In the year 1891, Sittman and Pitt designed slot machine history where five drums would show different poker hands. There wasn't a payout mechanism, though, so different places bought them and paid personal prizes in, like free drinks.

The Machines

Then, Charles Fey arrived in the picture. He built the very first machine for slots in his own basement and called it Liberty Bell. However, slot machines weren't able to succeed until much later after it was placed in a Las Vegas Hilton hotel.

Fey's very first machine looked nothing like the slot machines of today. First of all, it was made out of heavy cast iron. Secondly, it didn't have today's common fruit symbols, but had stars, card suits, and horseshoes on it instead. This first machine can still be seen in a restaurant and saloon in Reno, which Fey's grandchildren own to preserve his legacy in slot machine history.

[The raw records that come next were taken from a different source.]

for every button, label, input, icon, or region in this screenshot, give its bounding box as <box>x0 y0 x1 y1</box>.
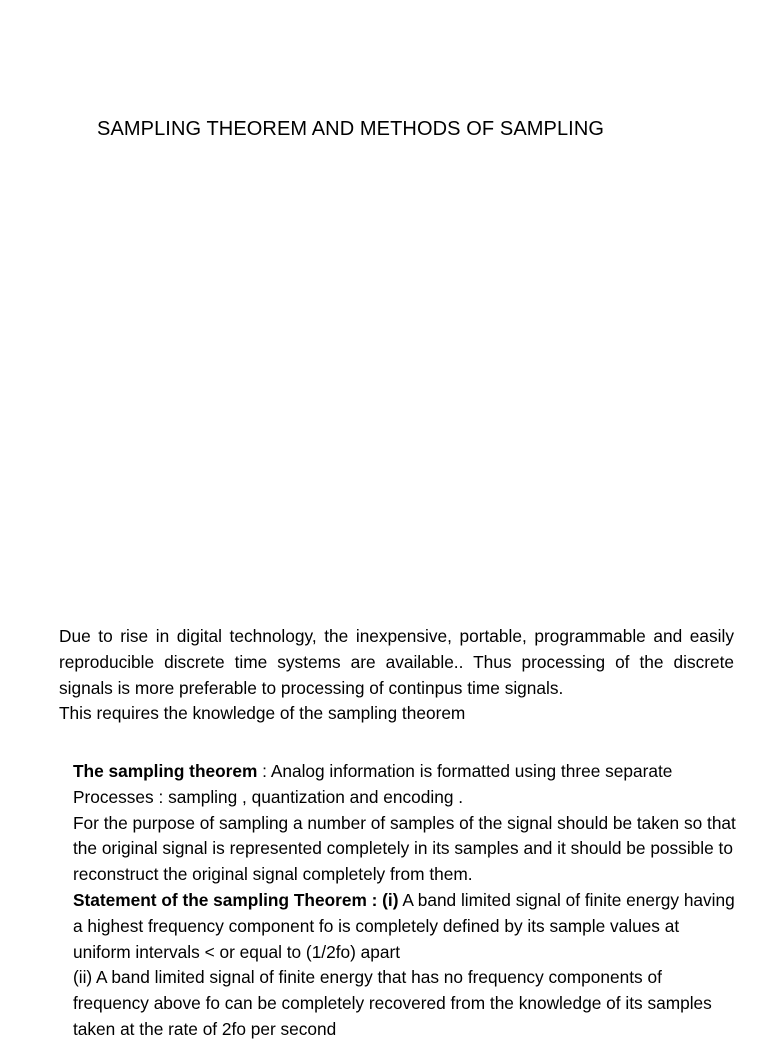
statement-text: A band limited signal of finite energy having a highest frequency component fo is completely defined by its sample values at uniform intervals < or equal to (1/2fo) apart <box>73 889 735 962</box>
part-ii-paragraph: (ii) A band limited signal of finite energy that has no frequency components of frequency above fo can be completely recovered from the knowledge of its samples taken at the rate of 2fo per second <box>73 967 712 1039</box>
intro-line: This requires the knowledge of the sampling theorem <box>59 703 466 724</box>
page-title: SAMPLING THEOREM AND METHODS OF SAMPLING <box>97 118 605 140</box>
statement-paragraph <box>73 888 738 965</box>
intro-section <box>59 624 734 727</box>
intro-paragraph: Due to rise in digital technology, the inexpensive, portable, programmable and easily reproducible discrete time systems are available.. Thus processing of the discrete signals is more preferable to processing of continpus time signals. <box>59 626 734 698</box>
theorem-section <box>73 759 738 1043</box>
statement-label: Statement of the sampling Theorem : (i) <box>73 889 399 910</box>
theorem-text: : Analog information is formatted using three separate Processes : sampling , quantization and encoding . <box>73 761 673 807</box>
purpose-paragraph: For the purpose of sampling a number of samples of the signal should be taken so that the original signal is represented completely in its samples and it should be possible to reconstruct the original signal completely from them. <box>73 812 736 885</box>
theorem-paragraph <box>73 759 738 811</box>
theorem-label: The sampling theorem <box>73 761 258 781</box>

After that, Fey created a slot machine called Operator Bell, which featured the well-known fruit design. This changed slot machine history forever as the fruits are now standard to the aesthetics of any slot machine. Anti-slot machine groups started to rise soon after this, so Fey wizened up and started to design a lot machines that worked similar to vending machines. Vending machine owners then hated this because the general public couldn't tell the difference between them, and the police capitalized on this whenever they needed great press.

The company of Bell-Fruit Gum once stole Fey's slot machine and ended up being the ones who mass produced gum dispensers to mask slot machine nature. The symbol that says BAR can be attributed to this because they wanted to market gum more than anything else.

The Downfall of Slot Machines

Joining the movement of temperance was the movement against gambling, which really brought Fey some trouble. Slot machines started to become illegal by 1909. By 1930, anti-gambling became politically popular, most of all when it came to slot machines. In fact, some politicians dumped these machines into the sea - even those that were mere vending machines. A lot of legal vending machines were confiscated, too, just to get a coup of public relations.

In 1970, another revolution occurred after companies started to use RNGs and microchips to find out the reels' spins. Pulling the level started to become an anachronism after the machines didn't need them anymore. While the microchips evolved, slots did, too and by 1980, every casino used slots powered by microchips while casinos went through tighter profits because of the much cheaper machines and slot machine history still keeps going to this day.